Her şey normalleşiyor deniyor ya bence normalleşen tek şey bu politikacı, devlet adamı tipi. Kimse yaşadıklarımızın normal olduğunu düşünmüyor. Ama bu politikacılardan, bu yetkililerden bir şey beklememek normalleşiyor giderek. Çünkü karşımızda bir duvar var. Taş neyse bu yetkililerdeki duygu da o.  Taş bile rüzgarla, rutubetle değişime uğrarken bu insanların kılı kıpırdamıyor.

***

Hepimiz öfkeliyiz. Öyle de olmalıyız. O öfke bizi diri tutacak, bize yapmamız gerekenleri hatırlatacak. O öfke bizi harekete geçirecek. Mücadele enerjimizi o öfkeden alacağız.

Ama söylenmeyeceğiz. Enerjimizi söylenerek tüketmeyeceğiz. Yakınarak boşa kürek çekmeyeceğiz. Afilli sözler, gediğine oturan taşlar, sosyal medyadan ağlamalar bize göre değil.

Biz bir mühendis gibi ince detaylar üzerinde çalışacağız.
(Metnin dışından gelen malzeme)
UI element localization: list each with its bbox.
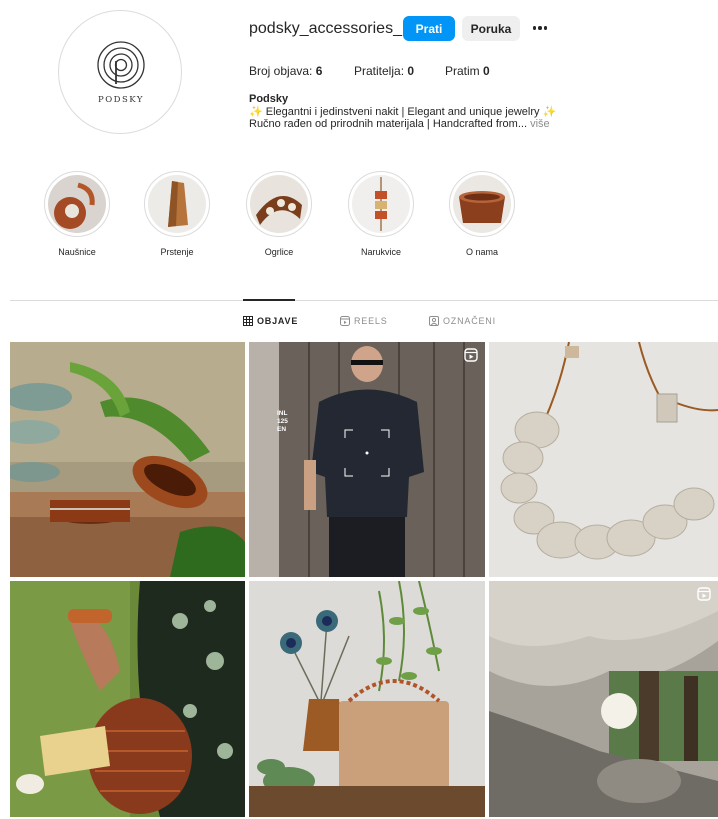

Hukuki olarak yapılacakların arkasında duracağız, mahkemeleri takip edeceğiz, yetkilileri zorlayacağız, dayanışma ağlarını genişleteceğiz, eğitimler düzenleyerek bunların bir daha yaşanmaması için neler yapmamız gerektiğini öğreneceğiz.

Yüzümüzü kadın hareketine döneceğiz. Tüm bu soruların yanıtları orada çünkü. Kadınlar yıllardır bunları neden yaşadığımızı anlatıyorlar ve önlemek için neler yapabileceğimizi. Tüm bu yukarda saydıklarımı onlar zaten sürekli daha yeni yöntemlerle yapmayı sürdürüyorlar.

Kadın Cinayetlerini Durduracağız Platformu kurucularından ve Genel Sekreteri Fidan Ataselim’in Narin’in ölümü üzerine İstanbul’daki eylemde yaptığı konuşmayı gözlerim dolarak izledim. Bütün gün boş gözlerle Narin’in haberlerine baktıktan sonra, Ataselim’in çok çok içerden gelen öfkesi gözlerimin önündeki buzlu camı kırdı sanki. Narin’in başına gelenlerin nedenlerini sıralarken de sorumluları tek tek işaretlerken de çivi gibi sert ve nokta atışı bir konuşma yaptı Ataselim. “Karşınızda halk var, karşınızda kadınlar var, karşınızda bu ülkenin yurttaşları var.” Dedi. “Aklımız var aklımız… Aklımızla alay etmeyeceksiniz!”.

Kadınlar akıllarıyla, sabırları ve sebatlarıyla buradalar.